On August 11, 2015, the Online Trust Alliance (OTA) released an Internet of Things (IoT) Trust Framework (the Framework), which presents guidelines for IoT manufacturers, developers, and retailers. The Framework was designed by a group of multi-stakeholders formed in January 2015, including ADT, AVG Technologies, Microsoft, Symantec, TRUSTe, Verisign, and over 100 other IoT experts. Craig Spiezle, Executive Director and President of OTA, said, “The rapid growth of the Internet of Things has accelerated the release of connected products, yet important capability gaps in privacy and security design remain as these devices become more and more a part of everyday life.” The Framework addresses only two key categories of IoT devices: home automation devices and consumer health and fitness wearables.
Specifically, some of the Framework’s highlights are:
- Limit Disclosures: “Any default personal data sharing must be limited to third parties/service providers who agree to confidentiality and to limit usage for specified purposes.”
- Encrypt: “Personally identifiable data must be encrypted or hashed at rest (storage) and in motion using best practices including connectivity to mobile devices, applications and the cloud utilizing Wi-Fi, Bluetooth and other communication methods.”
- Test: “Manufacturers must conduct penetration testing for devices, applications and services.”
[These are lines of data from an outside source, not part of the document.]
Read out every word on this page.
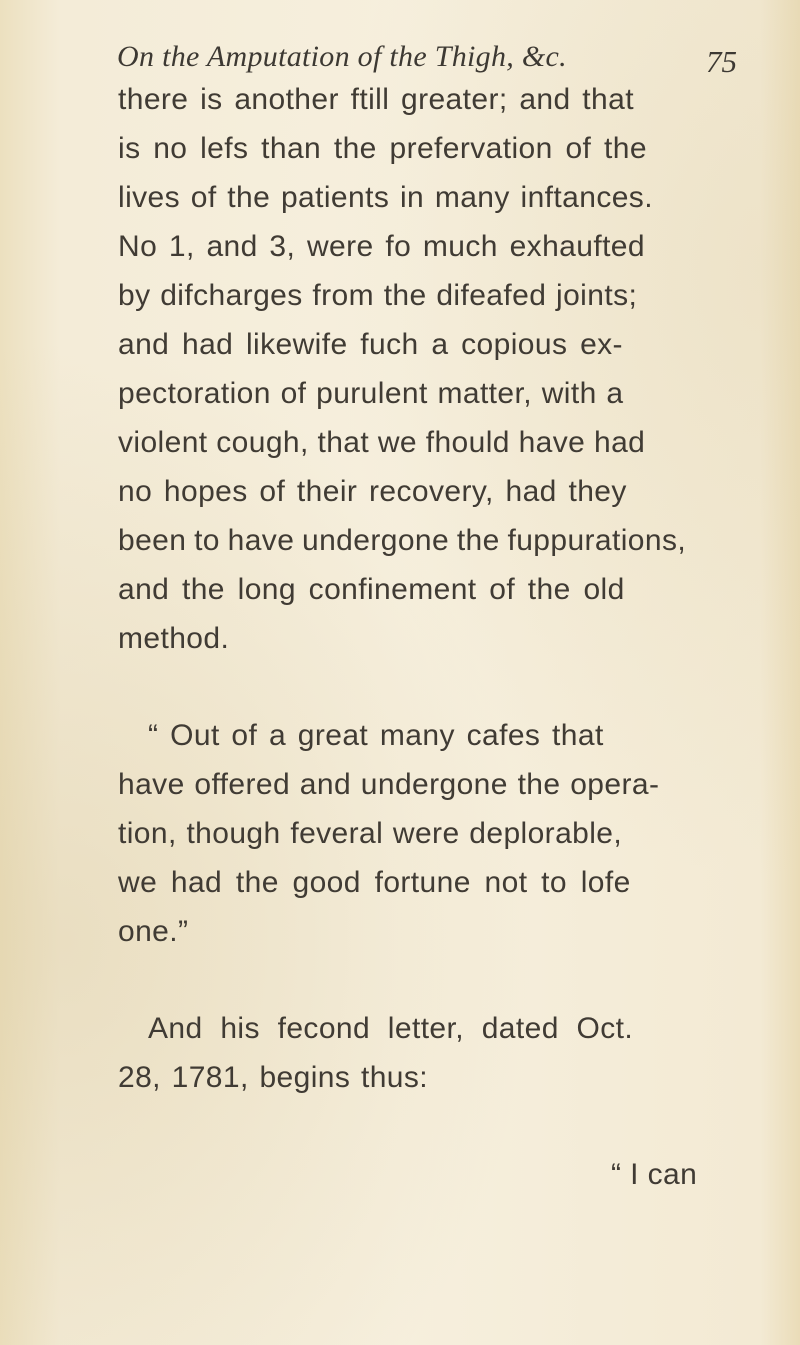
On the Amputation of the Thigh, &c.	75
there is another ftill greater; and that
is no lefs than the prefervation of the
lives of the patients in many inftances.
No 1, and 3, were fo much exhaufted
by difcharges from the difeafed joints;
and had likewife fuch a copious ex-
pectoration of purulent matter, with a
violent cough, that we fhould have had
no hopes of their recovery, had they
been to have undergone the fuppurations,
and the long confinement of the old
method.
“ Out of a great many cafes that
have offered and undergone the opera-
tion, though feveral were deplorable,
we had the good fortune not to lofe
one.”
And his fecond letter, dated Oct.
28, 1781, begins thus:
“ I can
- Mitigate: “Manufacturers must publish and provide timely mechanisms for users to contact the company regarding issues including but not limited to the loss of the device, device malfunction, account compromise, etc.”
For the list of guidelines, click here.
Public comments on the Framework are due to the OTA by September 14, 2015. The OTA is also developing tools and methodologies that will formalize the Framework and ultimately lead to a voluntary Code of Conduct and certification program for IoT manufacturers, developers and retailers.